The Huffington Post, Arianna Huffington’s answer to Matt Drudge, went live today, with a handful of celebrity postings (for example, John Cusack on Hunter) and a blogroll of the usual suspects. Seems ok, I guess, although I think Huffington would do well to make the site layout look less like the print version of The Onion.

Nite Moves.

AICN claims John Cusack is cast as the Nite-Owl in the hopefully forthcoming Watchmen. Cusack is a quality actor that I’m glad to see attached to this project. But as the Nite-Owl? Isn’t he a bit young and skinny? The Nite-Owl really should be played by an older actor, or by someone who’s gone a bit more to seed.
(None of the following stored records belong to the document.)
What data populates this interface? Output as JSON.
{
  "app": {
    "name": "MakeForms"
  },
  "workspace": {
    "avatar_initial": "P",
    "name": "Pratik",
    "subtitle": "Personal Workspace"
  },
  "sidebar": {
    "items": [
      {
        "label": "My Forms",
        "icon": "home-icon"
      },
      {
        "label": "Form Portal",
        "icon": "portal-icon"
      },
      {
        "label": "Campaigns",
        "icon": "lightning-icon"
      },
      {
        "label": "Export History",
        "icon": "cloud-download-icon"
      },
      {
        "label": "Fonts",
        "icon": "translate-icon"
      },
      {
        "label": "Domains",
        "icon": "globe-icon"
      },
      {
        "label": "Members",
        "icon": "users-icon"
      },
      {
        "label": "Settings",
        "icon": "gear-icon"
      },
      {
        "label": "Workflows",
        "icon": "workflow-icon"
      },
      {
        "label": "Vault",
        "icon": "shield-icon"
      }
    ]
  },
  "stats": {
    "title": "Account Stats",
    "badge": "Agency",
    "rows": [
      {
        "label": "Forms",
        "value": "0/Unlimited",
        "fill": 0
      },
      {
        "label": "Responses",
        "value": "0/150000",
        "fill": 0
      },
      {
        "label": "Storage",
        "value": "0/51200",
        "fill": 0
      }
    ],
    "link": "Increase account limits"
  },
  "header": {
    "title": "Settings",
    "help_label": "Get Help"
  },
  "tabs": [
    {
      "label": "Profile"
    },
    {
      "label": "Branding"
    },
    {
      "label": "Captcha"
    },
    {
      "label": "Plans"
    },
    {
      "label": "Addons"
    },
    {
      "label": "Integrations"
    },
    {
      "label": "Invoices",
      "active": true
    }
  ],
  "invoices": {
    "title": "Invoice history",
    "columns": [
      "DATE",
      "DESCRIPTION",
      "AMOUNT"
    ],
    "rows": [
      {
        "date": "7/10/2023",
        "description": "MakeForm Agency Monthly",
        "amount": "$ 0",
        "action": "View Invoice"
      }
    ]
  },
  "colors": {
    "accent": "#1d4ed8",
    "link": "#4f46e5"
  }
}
Tom Hulce?

The Thick Red Line.

Only six years after The Thin Red Line, Terrence Malick readies his fourth film, Che, tentatively with Benicio Del Toro in the title role. (Expect voiceovers.) I just watched TTRL again the other night and was amazed once again how many people are in it. I remembered Jim Caviezel, John Cusack, Woody Harrelson, John Travolta, George Clooney, John C. Reilly, Ben Chaplin, Nick Nolte, Adrien Brody, Sean Penn, and Elias Koteas from the first go-round in the theater. But seeing it again this week, I now also noticed Tim Blake Nelson, Nick Stahl, Jared Leto, Matt Doran (Mouse from The Matrix), and Thomas Jane — plus Miranda Otto as Chaplin’s wayward wife on the homefront. I’d love to see the unreleased six-hour version someday (which, according to the credits, apparently also includes Viggo Mortensen, Mickey Rourke, Lukas Haas, Billy Bob Thornton, Bill Pullman, Jason Patric, Martin Sheen, Donal Logue, Randall Duk Kim [The Keymaker from Reloaded], and a full-on performance by Brody), even if it ends up being too much for one sitting.

Space Ghost, Earth Nazi.

Anyone else feel like taking a trip off-world today? George Clooney laments what have been in the Internet exclusive trailer for Solaris. Also in the trailer bin is this first look at Max, starring John Cusack as a German art dealer and Noah Taylor as his not-so-promising student, Adolf Hitler. Update: You can go ahead and add Daredevil to the mix as well…cheeseball Affleckisms and lame wire work have quashed any hopes I had for this project for the time being.